At the Players Championships last weekend, Sergio Garcia was out of the competition before he teed a ball up on Sunday. The previous day, he had publicly complained that Tiger Woods, his playing partner, had created an intentional distraction by pulling out a five-wood to go for the green with a difficult lie. The crowd’s loud and vocal reaction to Wood’s aggressive club selection allegedly caused Garcia to hit a bad shot.
Garcia is a great player who has suffered from severe bouts of anxiety, constant re-gripping, and the “yips,” a mental block that prevents a player from hitting a golf shot. With this predisposition to high levels of anxiety, a player like Garcia has to be highly mindful of avoiding distractions that can cause his mind to be overloaded and overwhelmed by stress, pressure, and distractions.
By publicly calling Tiger Woods out and drawing tremendous attention to himself and his game, he set himself up to go into the final round under immense pressure. All eyes and all television cameras would undoubtedly be on Garcia throughout his round.
The pressure finally caused Garcia to buckle, and his game fell apart on the par-3 17th hole, where he hit two balls into the water and suffered through a quadruple bogey seven. He also found more water on 18 and had a double bogey. He lost six shots on the final two holes—a catastrophic meltdown by any standard.
One of the fundamental rules of the mental game is to control what you can control by allowing yourself to be distracted by the Woods club selection and the thunderous response of the crowd. Garcia sent his brain into overload. Garcia sealed his fate by following it up by chastising Woods in his post-round interview.
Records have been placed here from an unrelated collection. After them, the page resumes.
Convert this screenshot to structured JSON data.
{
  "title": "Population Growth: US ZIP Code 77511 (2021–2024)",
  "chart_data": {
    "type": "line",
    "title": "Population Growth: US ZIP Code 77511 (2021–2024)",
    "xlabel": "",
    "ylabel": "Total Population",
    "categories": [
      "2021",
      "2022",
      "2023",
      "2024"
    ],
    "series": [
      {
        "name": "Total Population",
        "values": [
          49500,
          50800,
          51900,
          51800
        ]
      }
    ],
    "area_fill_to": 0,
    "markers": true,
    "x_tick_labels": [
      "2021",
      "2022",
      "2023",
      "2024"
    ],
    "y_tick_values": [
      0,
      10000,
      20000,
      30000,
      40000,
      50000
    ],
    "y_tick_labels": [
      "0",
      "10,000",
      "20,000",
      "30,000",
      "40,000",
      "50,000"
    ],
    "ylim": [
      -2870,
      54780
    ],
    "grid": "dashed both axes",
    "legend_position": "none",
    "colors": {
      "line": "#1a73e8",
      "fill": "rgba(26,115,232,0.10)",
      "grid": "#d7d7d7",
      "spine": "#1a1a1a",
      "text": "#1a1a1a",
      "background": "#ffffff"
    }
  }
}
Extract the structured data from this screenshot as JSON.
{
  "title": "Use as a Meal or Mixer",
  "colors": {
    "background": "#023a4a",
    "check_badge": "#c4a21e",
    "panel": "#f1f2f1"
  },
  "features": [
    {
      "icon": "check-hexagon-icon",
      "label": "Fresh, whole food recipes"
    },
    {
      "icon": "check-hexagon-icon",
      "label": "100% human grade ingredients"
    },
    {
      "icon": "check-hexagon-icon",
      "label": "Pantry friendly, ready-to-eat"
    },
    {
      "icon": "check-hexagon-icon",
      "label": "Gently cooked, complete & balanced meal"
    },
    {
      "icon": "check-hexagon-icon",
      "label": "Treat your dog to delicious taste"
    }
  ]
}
The yips, re-gripping, or any other symptom associated with anxiety are all signs the brain is trying to process too much information. Instead of focusing on a golf shot, Garcia’s brain was most likely focused on distractions that had dreadful consequences for his golf swing.
Woods commented on Garcia’s accusations: “It doesn’t surprise me that he (Garcia) is complaining about something.” Woods went on to fight off all challengers and win the Players Championship for the second time. There is plenty to be said for Tiger’s mental toughness. A trait he has consistently displayed on his way back to the top of the golf world. His ability to maintain laser-like focus on Sunday allowed him to succeed where others, namely Garcia, faltered.